2009 "Pinocchio" Directed by Nancy Aldrich and written by Jon Ludwig.

== Past productions ==

=== A chronological list of performances since its debut in 1971. ===
A chronological list of performances since its debut in 1971.

1971-72: The Courageous Dragon, Mumford the Sea Monster, Aslan Meets the Shrinkerman, and Jonah

1972-73: The Legend of Aukelenuiaku, In Babel's Rubble-Fare, and Happy Hours.

1973-74: Nemo of the Four Winds and For Love of Looney.

1974-75: The Bridge of the Gods, Bigfoot in the Backyard, The Breadman Cometh.

1975-76: The Happy Prince, and Alice in Voterland

1976-77: Miser of Tahoma, Trouble at the Fort, and Alice in Wonderland (version 1)

1977-78: Sungura the Hare (version 1)

1978-79: The Black Heart of Indri

1979-80: You Are What You Eat (Nutrition Show), Inanna in the Underworld, and Rime of the Ancient Mariner

1980-81: The Magic Calliope, Onion Skin Soup, THE MASQUE COMPANY

1981-82: Coyote and the Cedar Tree, Faces in Time (MASQUE Co.), Frogs (MASQUE Co.), Sungura the Hare (version 2)

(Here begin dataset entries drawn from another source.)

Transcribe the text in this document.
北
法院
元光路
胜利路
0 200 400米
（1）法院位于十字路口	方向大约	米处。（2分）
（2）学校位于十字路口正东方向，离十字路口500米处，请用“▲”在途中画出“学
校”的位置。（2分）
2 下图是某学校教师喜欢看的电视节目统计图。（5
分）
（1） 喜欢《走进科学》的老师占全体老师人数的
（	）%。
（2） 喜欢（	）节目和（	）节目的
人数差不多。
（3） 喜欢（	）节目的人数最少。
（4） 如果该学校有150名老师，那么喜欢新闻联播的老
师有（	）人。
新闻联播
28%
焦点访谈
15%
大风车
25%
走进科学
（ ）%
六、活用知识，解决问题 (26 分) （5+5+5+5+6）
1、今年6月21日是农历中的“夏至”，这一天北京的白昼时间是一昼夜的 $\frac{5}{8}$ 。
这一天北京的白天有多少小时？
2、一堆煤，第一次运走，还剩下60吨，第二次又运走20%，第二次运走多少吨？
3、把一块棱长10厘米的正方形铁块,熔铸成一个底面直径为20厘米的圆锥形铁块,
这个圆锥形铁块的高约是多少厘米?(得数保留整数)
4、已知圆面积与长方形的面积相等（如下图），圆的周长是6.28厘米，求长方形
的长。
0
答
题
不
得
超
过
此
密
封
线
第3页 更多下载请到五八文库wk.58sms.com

1982-83: Lessons for a Sumo

1983-84: Jabberwocky and A Pig's Tale

1984-85: The Gift

1985-86: Petrushka, The Magic Teakettle, and Opal.

1986-87: Adventures of Fet Frumos

1987-88: Jumping Mouse

1988-89: Baba Yaga and Hamitchou the Miser

1989-90: There's A Nightmare In My Closet and Puppetry in Action

1990-91: Rymchimchi and Aladdin & His Magic Lamp

1991-92 Alice in Wonderland (version 2), Coyote & the Cedar Tree (version 2), and How Coyote Kept His Name

1992-93: No new plays produced.

1993-94: Rumpelstiltskin, Br'er Rabbit Tales, Pure Imagination, and The Lucky Teakettle of Good Fortune

1994-95: Pied Piper, Monkey King, and Between Two Worlds

1995-96: The Amazing Adventures of Coco-Kaba

1996-97: Fire on the Mountain, Toy Box, and It's a Republic, If You Can Keep It

1997-98: Jungle Book, Baba Yaga, and Bridge of the Gods.

1998-99: The Secret of Singbonga

1999-00: Singing Our Way Home

2000-01: Cinderella and Toad Prince

2001-02: Coyote Tales and Perseus: Hero of Ancient Greece

2002-03: Ride the Red Mare

2003-04: Anansi the Spider

2004-05 The Reluctant Dragon and Little One Inch

2005-06: No New Shows

2006-07 The Shoemake and the Elves

2007-08: Pinocchio and Stellaluna

2008-10 No New Shows.

2011-12 When Animals were People, Raven Stories

2012-13 20,000 Leagues Under the Sea and When Animals were People

2014-15 Touring Shows: When Animals were People and The Reluctant Dragon. No new shows were added.

2016-17 Touring Shows: Petroucka, Jungle Book, and Toad Prince. No new shows were added.

2017-18: Touring Shows: Toad Prince and There's a Nightmare in My Closet. Music by Richard Moore. Written by Reg Bradely. Directed by Artistic Director, Tim Giugni. No new shows added.

2018-19 Touring Shows: There's a Nightmare in My Closet and Coyote Stories. No new shows added.

2019 Closed August.

They collaborated with Bag & Baggage Productions in December 2012 for an adaptation of The Velveteen Rabbit.

Several guest directors have collaborated with Tears of Joy: Jan Wilkowski from Poland, Josef Krofta from the Czech Republic, and Yang Feng. In addition, Masaya Kiritaki, master of Otome Bunraku.

In November/December 2006, Tears of Joy produced "To Ride the Red Mare", which former Artistic Director Nancy Aldrich adapted from the book "A Ride On The Red Mare's Back" by Ursula K. Le Guin. Third Angle New Music Ensemble wrote and performed the music.